2019: relatively safe, despite a rise in accidents
The Aviation Safety Network today released the 2019 airliner accident statistics showing a total of 20 fatal airliner accidents, resulting in 283 fatalities.
Despite the high-profile Boeing 737 MAX accident, the year 2019 was one of the safest years ever for commercial aviation, Aviation Safety Network data show. Yet, while the number of fatalities has decreased, the number of accidents has increased to a level above the five-year average.
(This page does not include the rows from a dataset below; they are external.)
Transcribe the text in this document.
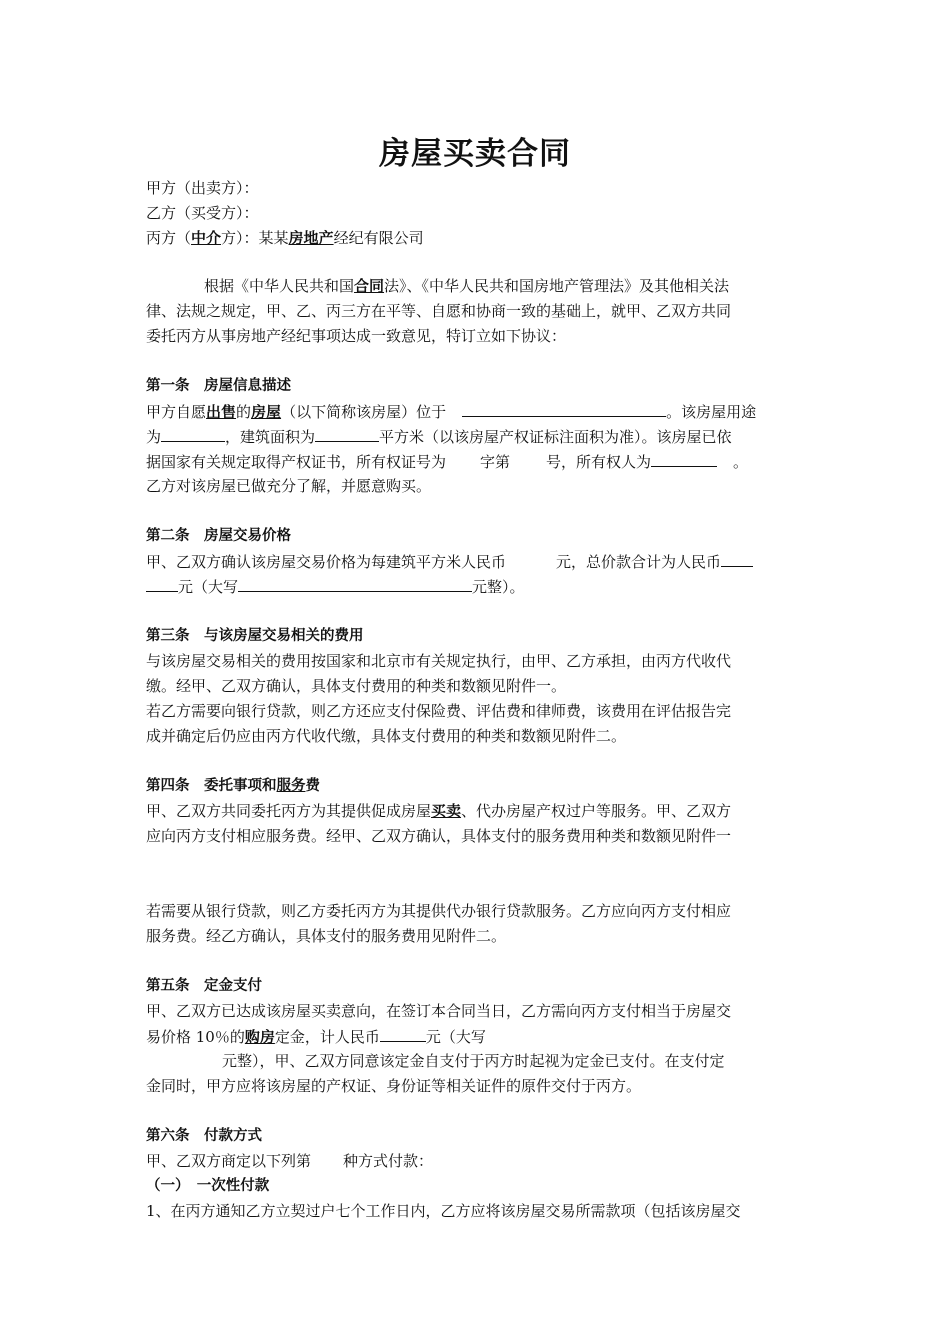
房屋买卖合同
甲方（出卖方）：
乙方（买受方）：
丙方（中介方）：某某房地产经纪有限公司
根据《中华人民共和国合同法》、《中华人民共和国房地产管理法》及其他相关法
律、法规之规定，甲、乙、丙三方在平等、自愿和协商一致的基础上，就甲、乙双方共同
委托丙方从事房地产经纪事项达成一致意见，特订立如下协议：
第一条　房屋信息描述
甲方自愿出售的房屋（以下简称该房屋）位于	。该房屋用途
为	，建筑面积为	平方米（以该房屋产权证标注面积为准）。该房屋已依
据国家有关规定取得产权证书，所有权证号为 字第 号，所有权人为	。
乙方对该房屋已做充分了解，并愿意购买。
第二条　房屋交易价格
甲、乙双方确认该房屋交易价格为每建筑平方米人民币	元，总价款合计为人民币
元（大写	元整）。
第三条　与该房屋交易相关的费用
与该房屋交易相关的费用按国家和北京市有关规定执行，由甲、乙方承担，由丙方代收代
缴。经甲、乙双方确认，具体支付费用的种类和数额见附件一。
若乙方需要向银行贷款，则乙方还应支付保险费、评估费和律师费，该费用在评估报告完
成并确定后仍应由丙方代收代缴，具体支付费用的种类和数额见附件二。
第四条　委托事项和服务费
甲、乙双方共同委托丙方为其提供促成房屋买卖、代办房屋产权过户等服务。甲、乙双方
应向丙方支付相应服务费。经甲、乙双方确认，具体支付的服务费用种类和数额见附件一
若需要从银行贷款，则乙方委托丙方为其提供代办银行贷款服务。乙方应向丙方支付相应
服务费。经乙方确认，具体支付的服务费用见附件二。
第五条　定金支付
甲、乙双方已达成该房屋买卖意向，在签订本合同当日，乙方需向丙方支付相当于房屋交
易价格 10％的购房定金，计人民币	元（大写
元整），甲、乙双方同意该定金自支付于丙方时起视为定金已支付。在支付定
金同时，甲方应将该房屋的产权证、身份证等相关证件的原件交付于丙方。
第六条　付款方式
甲、乙双方商定以下列第 种方式付款：
（一）　一次性付款
1、在丙方通知乙方立契过户七个工作日内，乙方应将该房屋交易所需款项（包括该房屋交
Over the year 2019, the Aviation Safety Network recorded a total of 20 fatal airliner accidents , resulting in 283 (occupant) fatalities. This makes 2019 the seventh safest year ever by the number of fatal accidents and the third safest in terms of fatalities. The safest year in aviation history was 2017 with 10 accidents and 44 lives lost.
Thirteen accidents involved passenger flights, six were cargo flights. One out of 20 accident aeroplanes were operated by airlines on the E.U. blacklist, down by two compared to 2018.
Surprisingly more than half of the accidents (11) occurred in North America (compared to just one in 2018 and three in 2017). Five accidents occurred in remote or rugged parts of Canada and Alaska. Despite progress made through various safety initiatives by Canadian and U.S. regulators, this still is an area of concern.
Given the estimated worldwide air traffic of about 39,000,000 flights, the accident rate is one fatal accident per almost two million flights.
Reflecting on this accident rate, Aviation Safety Network’s CEO Harro Ranter stated that the level of safety has increased significantly: “If the accident rate had remained the same as! ten years ago, there would have been 34 fatal accidents last year. At the accident rate of the year 2000, there would have been even 65 fatal accidents. This shows the enormous progress in terms of safety in the past two decades.”
Reflecting on the 737 MAX grounding, Ranter states 2020 should be a decisive year on how the international aviation industry will handle aircraft design, flight crew procedures and certification in the wake of the 4th longest airliner grounding.